The past couple of days have been filled with a whirlwind of activity. The General and I leave in the morning for South Dakota. In addition to getting ready for a conference and board meeting that takes place next week, yesterday found me dealing with computer issues.
I know what you're thinking, and you are partially correct. OPERATOR ERROR accounted for part of the difficulty. I generally do my monthly written director's report using pages. It is a great app and one can insert pictures and wraparound written content with ease.
My experience has been that you can also easily loose everything you've written with one stroke on the keyboard. Fortunately, my daughter has graciously come to my rescue a multiple of different times. She is very proficient with pages and she's never judgmental when I'm backed in a corner and I dial her number instead of 911.
The easy fix for some of the problems I encounter is to simply turn the computer off and then turn it on again. That trick doesn't work with pages! It didn't work for lots of things yesterday.
Yesterday, I couldn't locate the minutes from my most recent board meeting. Of course, I've had two computers with hard drive issues (aka – crashed) in the past three months. You live and you learn – right? Maybe is my best answer to the question.
This week also found me recreating a financial spread sheet for 2023 deposits and expenditures. Fortunately, I have access to bank statements that reflect deposits and expenditures. My use of excel is about as proficient as my using pages. When it works, it works. When it doesn't, I have to remind myself not to forget to breathe.
Yesterday, my older laptop proved to be a challenge that also pushed me to the brink of despair.

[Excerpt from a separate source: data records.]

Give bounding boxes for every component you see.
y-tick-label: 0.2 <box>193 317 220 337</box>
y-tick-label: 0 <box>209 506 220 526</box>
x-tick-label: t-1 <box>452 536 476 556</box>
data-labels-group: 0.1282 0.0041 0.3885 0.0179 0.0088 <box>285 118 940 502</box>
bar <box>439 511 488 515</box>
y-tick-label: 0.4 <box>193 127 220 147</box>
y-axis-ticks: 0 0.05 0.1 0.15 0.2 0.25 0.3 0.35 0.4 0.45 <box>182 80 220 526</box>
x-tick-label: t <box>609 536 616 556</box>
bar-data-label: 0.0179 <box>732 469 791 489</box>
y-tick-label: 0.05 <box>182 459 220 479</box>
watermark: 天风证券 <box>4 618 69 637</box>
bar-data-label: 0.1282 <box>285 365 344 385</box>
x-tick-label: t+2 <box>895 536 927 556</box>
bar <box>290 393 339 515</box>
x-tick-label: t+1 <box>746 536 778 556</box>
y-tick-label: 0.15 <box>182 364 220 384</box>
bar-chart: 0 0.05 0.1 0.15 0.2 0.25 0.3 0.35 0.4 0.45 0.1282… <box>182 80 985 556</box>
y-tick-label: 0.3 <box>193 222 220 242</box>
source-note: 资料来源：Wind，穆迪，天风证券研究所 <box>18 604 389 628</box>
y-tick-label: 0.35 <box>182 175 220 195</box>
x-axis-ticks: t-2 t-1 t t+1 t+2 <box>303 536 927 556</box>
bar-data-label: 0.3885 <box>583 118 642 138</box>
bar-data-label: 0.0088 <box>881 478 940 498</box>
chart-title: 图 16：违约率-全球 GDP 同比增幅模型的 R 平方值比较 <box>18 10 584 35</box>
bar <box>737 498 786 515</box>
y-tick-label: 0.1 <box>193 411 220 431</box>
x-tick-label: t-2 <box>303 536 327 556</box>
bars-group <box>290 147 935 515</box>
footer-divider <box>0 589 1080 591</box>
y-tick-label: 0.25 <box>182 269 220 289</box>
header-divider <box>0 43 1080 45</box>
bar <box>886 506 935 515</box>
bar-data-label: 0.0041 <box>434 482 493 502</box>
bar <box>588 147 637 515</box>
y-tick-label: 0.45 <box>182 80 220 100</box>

I opened a word document and three seconds later, the document I need disappeared and in it's place was another word document. It was like a kaleidoscope of pictures that appear briefly and are then replaced by another document.
Okay, so I didn't immediately panic. I turned the computer off and then turned it on again. The kaleidoscope of word documents greeted me and I was powerless to alter what seemed like a runaway mine train.
I was in the midst of a very terrible, very bad, no good day! Thus the quest for feeling confident that I had everything I needed for the conference and the board meeting did not surface in the framework of my thought processes.
Today, I am calmer and more confident. By the way, I solved the kaleidoscope of document issue by closing every document that opened. Eventually, the kaleidoscope stopped and I was greatly relieved. Consequently, I don't want to go back to using a Big Chief Tablet and #2 Pencil.
The General and I are checked in for our flight. Let the South Dakota experience begin!